One day towards the end of 2016, Gladwell suggested making a video of their skating experience.
It was only then, Shah says laughing, that she realised he was one of Australian contemporary art’s global stars. “I didn’t know he was famous, but eventually he told me he was doing all this art stuff, and I thought, okay, this is pretty cool, wow. He’s done all this amazing stuff and he’s hanging out with me.”
Over four months, footage was shot in London, and later, Sydney. The result was a 30-minute VR short film called Storm Riders, an immersive, intimate exploration of Islam, skateboarding and sexual politics featuring Gladwell’s signature experimental video art spliced with footage recorded by Shah and Hussain on small VR cameras provided by producer Leo Faber.
Storm Riders taps into a surprising phenomenon: not just the rising number of women taking on skateboarding - In the UK, this includes the likes of hijab-wearing skater Sumaiyah Bibi while in Australia, there is a surprisingly diverse range of female skating gangs - but its growing popularity in more traditional countries.
Shah and Hussain were encouraged to capture not just their daily lives as young Muslim women in London but their reactions to real-life events where the political intersected, often bloodily, with the personal.
This included everything from their reactions to London’s spate of acid attacks to rising Islamophobia in the UK in a pattern we have seen in Australia – to global bigotry, exemplified by US president Donald Trump’s attacks on London’s Muslim mayor Sadiq Khan.
They also recorded their reactions to Islamic terrorism – the Storm Riders shoot unfolded against the backdrop of last year’s UK terrorist attacks. “We were encouraged to talk about the Manchester bombing, and what we felt about it,” Shah says.
We like to think the world shares our view of Australia as an egalitarian, tolerant nation but Shah speaks of her and Farhana’s trepidation when they accompanied Gladwell to Sydney last July for the remake of his seminal work Storm Sequence.
Their fears were fuelled by BBC reports they read about the Australia Day billboard controversy featuring young women in hijab. “We were actually quite scared - what is it going to be like?” She was relieved to find the harbour city safe and welcoming. “It was great, really lovely.”

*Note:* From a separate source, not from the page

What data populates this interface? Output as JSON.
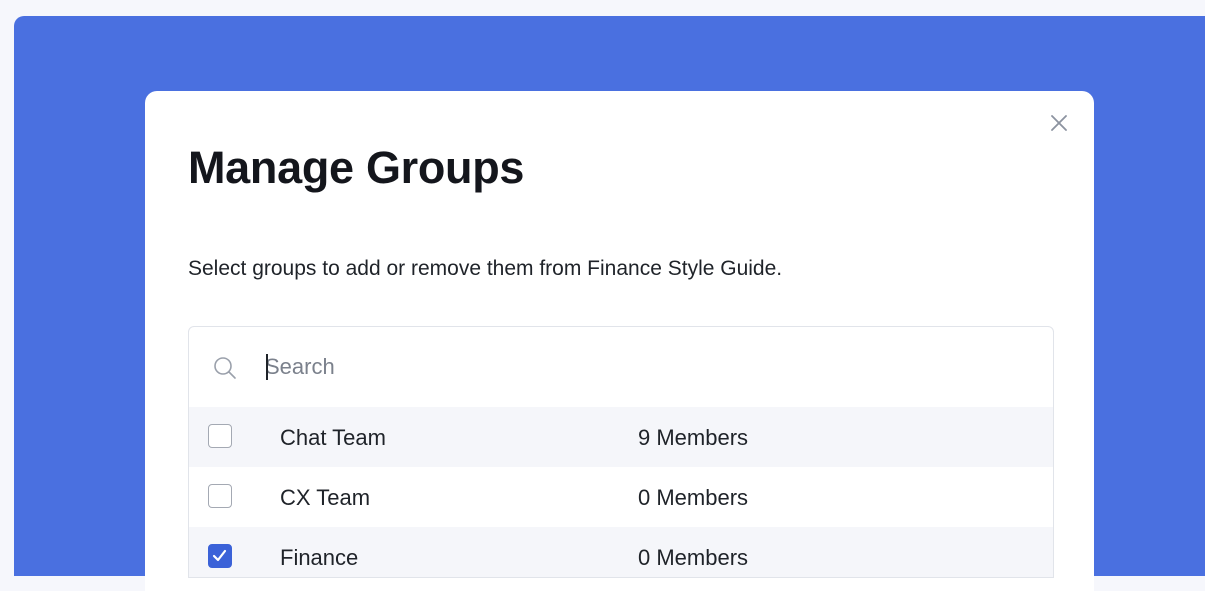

Shah has high hopes for Storm Riders. Among other things, she hopes it helps tackle the stereotype of passive, subservient Muslim women (“people say we have no say about wearing the hijab, for example, but we make our own minds up”) and address the belief held by some that Islam forbids women from playing sport.
“I would say, give me the proof – where does it say that?” Islam welcomes equality between men and women, and females playing sport, she says. “A lot of people are putting culture over what Islam says and they just make things up… that is why we are in this place at the moment.”
Shah also hopes that it will play a small part in empowering young women facing cultural and religious barriers to play sport. She is heartened by signs of change, from Nike’s Pro Hijab campaign, to the emergence of a vanguard of young Muslim women making strides in everything from iceskating to soccer.
Do not let yourself be defined and constrained by cultural straightjackets that have nothing to do with religion, she says. “Stand up straight and look proud of who you are...don’t cower down.”